I think of this as a big step in the direction of self-serve data pipelines, and I’d like to take this opportunity to reflect on how we got here, and how I think dbt Schedules fits into the workflow of today’s modern data teams.

I started Etleap because I was frustrated with the amount of engineering effort required to build robust and scalable data pipelines. As an engineering and analytics leader at my previous company I saw first-hand how much friction there was in creating and managing internal and external data products - both for the developers and the analysts. So much back-and-forth between people and roles getting data samples, coding ingestion pipelines, iterating on SQL queries, making everything performant, etc. It was exhausting! At the time, we were actually dabbling with the idea of self-serve ELT for analysts, but this was before LookML and dbt Core, and we got discouraged by how daunting it seemed to create the tooling to make self-serve ELT a reality.

 

How It Used to Be: Ingestion Pipelines and Models

At Etleap, we started at the other end of the data pipeline: data ingestion. We built support for structured (databases, applications) and semi-structured (files, events) data sources to enable developers and analysts to create ingestion pipelines in minutes. Rapid improvements in data ingestion allowed data teams to centralize all their data with minimal effort while maintaining a high degree of control over pipeline operations.

With improvements come new challenges.
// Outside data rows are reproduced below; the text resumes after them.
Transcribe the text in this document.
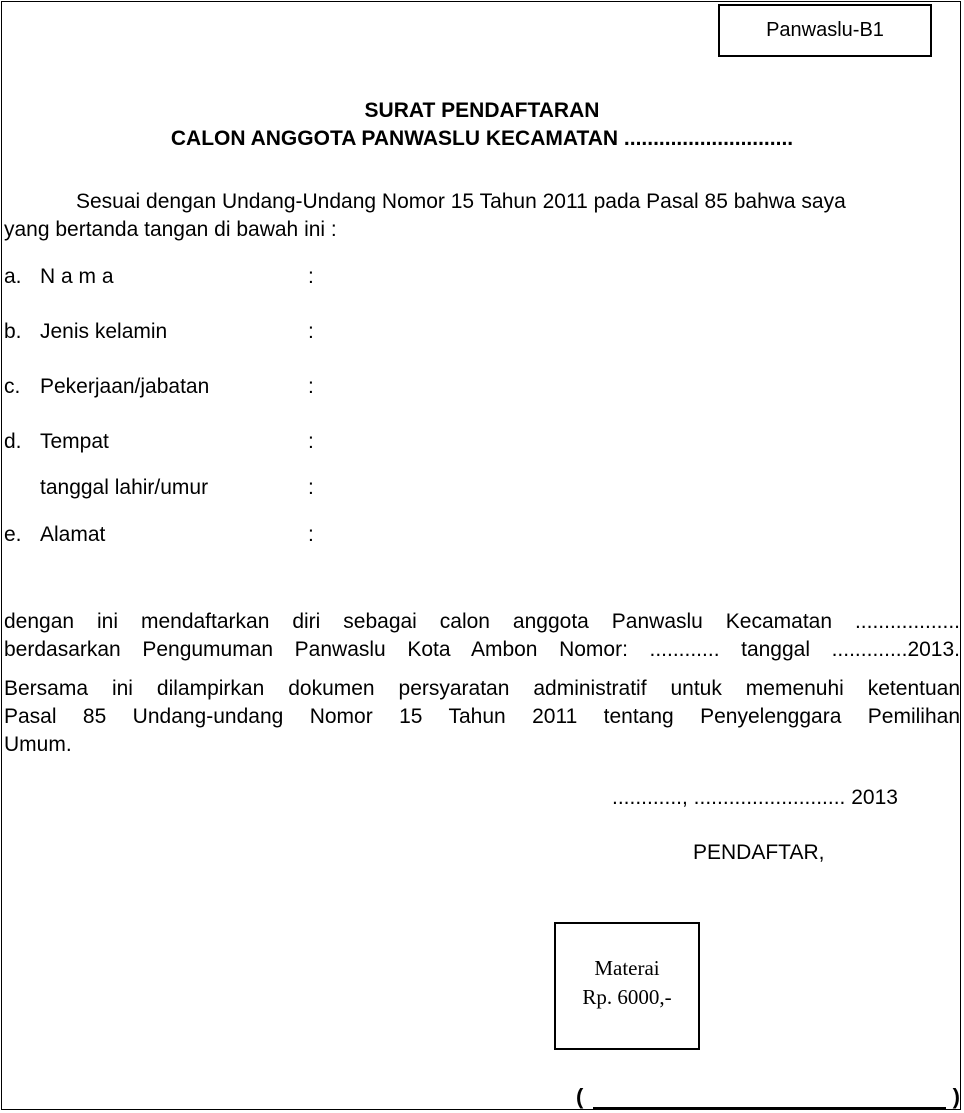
Panwaslu-B1
SURAT PENDAFTARAN
CALON ANGGOTA PANWASLU KECAMATAN .............................
Sesuai dengan Undang-Undang Nomor 15 Tahun 2011 pada Pasal 85 bahwa saya
yang bertanda tangan di bawah ini :
a. N a m a	:
b. Jenis kelamin	:
c. Pekerjaan/jabatan	:
d. Tempat	:
tanggal lahir/umur	:
e. Alamat	:
dengan ini mendaftarkan diri sebagai calon anggota Panwaslu Kecamatan ..................
berdasarkan Pengumuman Panwaslu Kota Ambon Nomor: ............ tanggal .............2013.
Bersama ini dilampirkan dokumen persyaratan administratif untuk memenuhi ketentuan
Pasal 85 Undang-undang Nomor 15 Tahun 2011 tentang Penyelenggara Pemilihan
Umum.
............, .......................... 2013
PENDAFTAR,
Materai
Rp. 6000,-
(	)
Our users then told us they wanted to do more with the data once ingested into their warehouse. So a few years ago, we added the ability to create SQL models with dependency management in Etleap. This feature enables users to operationalize their SQL models by triggering automatic updates when source data changes, letting them stay on top of issues with their models, such as incompatible schema changes.
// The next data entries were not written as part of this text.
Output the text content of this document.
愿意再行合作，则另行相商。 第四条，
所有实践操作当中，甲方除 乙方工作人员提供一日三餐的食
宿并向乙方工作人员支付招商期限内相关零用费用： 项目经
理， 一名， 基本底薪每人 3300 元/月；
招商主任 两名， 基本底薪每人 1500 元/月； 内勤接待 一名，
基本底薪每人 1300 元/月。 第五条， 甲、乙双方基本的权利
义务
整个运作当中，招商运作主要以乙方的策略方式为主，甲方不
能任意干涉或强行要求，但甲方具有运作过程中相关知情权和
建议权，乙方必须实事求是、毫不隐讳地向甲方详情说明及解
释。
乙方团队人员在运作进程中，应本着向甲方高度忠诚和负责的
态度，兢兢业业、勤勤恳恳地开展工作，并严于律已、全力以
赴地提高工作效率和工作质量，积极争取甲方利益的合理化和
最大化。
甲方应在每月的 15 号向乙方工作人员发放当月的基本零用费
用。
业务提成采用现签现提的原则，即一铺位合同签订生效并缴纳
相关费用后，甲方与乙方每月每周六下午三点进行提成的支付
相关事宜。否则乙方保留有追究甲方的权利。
Some of our users have added hundreds of these models on top of their data pipelines. This is strong evidence that dependency management between ingestion pipelines and SQL models is a useful construct for data teams. However, there were a couple of signs that our initial approach to models was bursting at the seams at this scale. First, with independent scheduling and dependency management for each model, it becomes hard to reason about how up-to-date the model data is - in particular when there are multiple levels of dependencies. Second, as users’ models become more numerous and complex, the lack of SQL code collaboration features and version control becomes a productivity blocker.

We had ideas for how to build features to address these challenges into Etleap. However, at the same time as models were gaining popularity among Etleap users, so was another tool for SQL modeling in the wider data community: dbt Core. It grew quickly as an open-source project, and we saw many of our customers using it successfully with Etleap data. After exploring this technology, we decided there is enough overlap between the functionality and philosophy of dbt Core and Etleap models to warrant fully adopting dbt Core in our product.

 

New Approach: End-to-end Pipelines with dbt Core

Collaboration and version control are at the foundation of dbt Core. Teams can check in their dbt Core models to their Git repositories, collaborate through pull request reviews, and have dbt model documentation created automatically.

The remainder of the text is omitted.